私がこの作品を楽しむことができなかったのは、結局、モームと私が、抱えて来た苦しみの種類が異なることを含め、人間として根本的に大きく隔たっているからなのだと思う。
長い物語の最後、フィリップはそれまで人生に対して抱き続けて来た憧れ、夢、志を根底から覆すことになるほどの心境の変化を経験し、ある一つの大きな選択をする。作者はこの結末を明らかに肯定的な筆致で描き、苦悩にまみれたこの小説を前向きに締めくくっている。
この小説を好きになれる人は恐らく、この結末を歓迎し、フィリップが最後に辿り着いた感情と行動に自然と共感することができるのだろう。そして、本書がモームの代表作の一つとされ、時代を超えて読み続けられていることからして、そのような人はきっと数多くいるのだろう。

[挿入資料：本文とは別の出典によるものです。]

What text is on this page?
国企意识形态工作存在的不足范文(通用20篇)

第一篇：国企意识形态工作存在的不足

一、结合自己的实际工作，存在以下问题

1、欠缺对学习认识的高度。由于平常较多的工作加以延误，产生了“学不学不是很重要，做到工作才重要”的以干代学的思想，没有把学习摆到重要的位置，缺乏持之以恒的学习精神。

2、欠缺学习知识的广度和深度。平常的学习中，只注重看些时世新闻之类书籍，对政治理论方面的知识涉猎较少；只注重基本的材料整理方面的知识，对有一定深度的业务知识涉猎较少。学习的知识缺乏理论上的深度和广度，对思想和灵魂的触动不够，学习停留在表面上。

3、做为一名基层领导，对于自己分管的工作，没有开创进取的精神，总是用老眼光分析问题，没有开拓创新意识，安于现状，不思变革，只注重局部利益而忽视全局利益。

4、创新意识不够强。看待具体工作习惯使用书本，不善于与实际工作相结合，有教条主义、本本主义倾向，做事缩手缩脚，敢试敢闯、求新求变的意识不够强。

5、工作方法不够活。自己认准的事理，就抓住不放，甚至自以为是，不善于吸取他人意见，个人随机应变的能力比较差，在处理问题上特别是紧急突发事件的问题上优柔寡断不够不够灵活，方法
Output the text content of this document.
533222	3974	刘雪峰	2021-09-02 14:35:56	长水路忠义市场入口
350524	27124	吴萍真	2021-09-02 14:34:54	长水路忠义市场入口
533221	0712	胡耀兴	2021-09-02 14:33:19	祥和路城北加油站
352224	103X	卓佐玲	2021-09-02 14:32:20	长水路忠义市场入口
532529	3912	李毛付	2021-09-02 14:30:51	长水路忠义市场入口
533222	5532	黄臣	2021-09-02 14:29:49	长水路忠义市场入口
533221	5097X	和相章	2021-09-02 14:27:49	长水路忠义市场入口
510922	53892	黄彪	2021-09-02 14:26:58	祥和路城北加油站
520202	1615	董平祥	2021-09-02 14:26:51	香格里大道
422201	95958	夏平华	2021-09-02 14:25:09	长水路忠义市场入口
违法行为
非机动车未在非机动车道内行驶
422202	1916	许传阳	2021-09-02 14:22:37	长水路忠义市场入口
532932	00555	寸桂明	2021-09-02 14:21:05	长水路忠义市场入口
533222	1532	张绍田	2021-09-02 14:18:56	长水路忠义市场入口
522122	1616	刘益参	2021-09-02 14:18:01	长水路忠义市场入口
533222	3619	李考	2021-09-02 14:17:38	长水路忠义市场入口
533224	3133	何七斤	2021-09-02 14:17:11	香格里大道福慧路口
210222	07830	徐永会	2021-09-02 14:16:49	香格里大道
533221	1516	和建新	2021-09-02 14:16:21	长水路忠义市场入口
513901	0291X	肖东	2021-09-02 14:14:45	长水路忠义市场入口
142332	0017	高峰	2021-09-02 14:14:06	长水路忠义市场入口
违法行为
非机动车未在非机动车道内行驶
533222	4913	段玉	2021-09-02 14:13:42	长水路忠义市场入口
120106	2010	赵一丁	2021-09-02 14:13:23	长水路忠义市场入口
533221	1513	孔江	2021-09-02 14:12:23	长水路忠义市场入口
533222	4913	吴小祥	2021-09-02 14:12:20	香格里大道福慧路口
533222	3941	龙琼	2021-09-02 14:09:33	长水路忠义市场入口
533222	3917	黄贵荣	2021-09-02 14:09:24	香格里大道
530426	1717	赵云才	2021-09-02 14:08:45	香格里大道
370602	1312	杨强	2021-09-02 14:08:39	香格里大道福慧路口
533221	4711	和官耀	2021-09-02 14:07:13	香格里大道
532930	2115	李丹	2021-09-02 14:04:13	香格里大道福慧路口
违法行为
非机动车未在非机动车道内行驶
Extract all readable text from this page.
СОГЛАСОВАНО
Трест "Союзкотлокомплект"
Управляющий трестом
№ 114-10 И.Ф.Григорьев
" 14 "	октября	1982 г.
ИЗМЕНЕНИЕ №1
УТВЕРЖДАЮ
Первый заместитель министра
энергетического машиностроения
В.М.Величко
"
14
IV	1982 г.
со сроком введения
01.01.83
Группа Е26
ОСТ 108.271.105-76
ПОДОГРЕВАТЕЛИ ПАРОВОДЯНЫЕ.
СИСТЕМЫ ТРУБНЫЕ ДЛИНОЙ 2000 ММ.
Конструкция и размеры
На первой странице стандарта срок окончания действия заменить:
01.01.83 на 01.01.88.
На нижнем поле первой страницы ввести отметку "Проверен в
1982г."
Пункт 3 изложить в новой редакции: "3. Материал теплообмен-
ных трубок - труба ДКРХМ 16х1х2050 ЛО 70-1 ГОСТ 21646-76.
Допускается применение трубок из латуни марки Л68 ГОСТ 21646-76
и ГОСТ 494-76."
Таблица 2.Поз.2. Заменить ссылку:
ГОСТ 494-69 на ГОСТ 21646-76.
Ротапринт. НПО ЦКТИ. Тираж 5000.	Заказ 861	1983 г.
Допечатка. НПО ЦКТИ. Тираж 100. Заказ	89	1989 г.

この物語をこのような形で終わらせたモーム、そして本書を心地良く読み終えることができた多くの人々、そうした幸福な人々の仲間に自分はなれないということを、さびしく自覚する。
私はこの作品を、良いとも悪いとも思わない。元々作者が自分を癒すために書いた小説なのだから、それについて他者が論評すべき性質のものでは本来ないようにも思う。
ただ、この物語の結末もその具象となっているような、多くの人々が当たり前に受け入れ、正しいと信じているような思想にどうしてもなじめないことが、今日の社会においても支配的であり、健全なものとされている価値観を良いものと感じることがどうしてもできないことが、ずっと、とても、苦しい。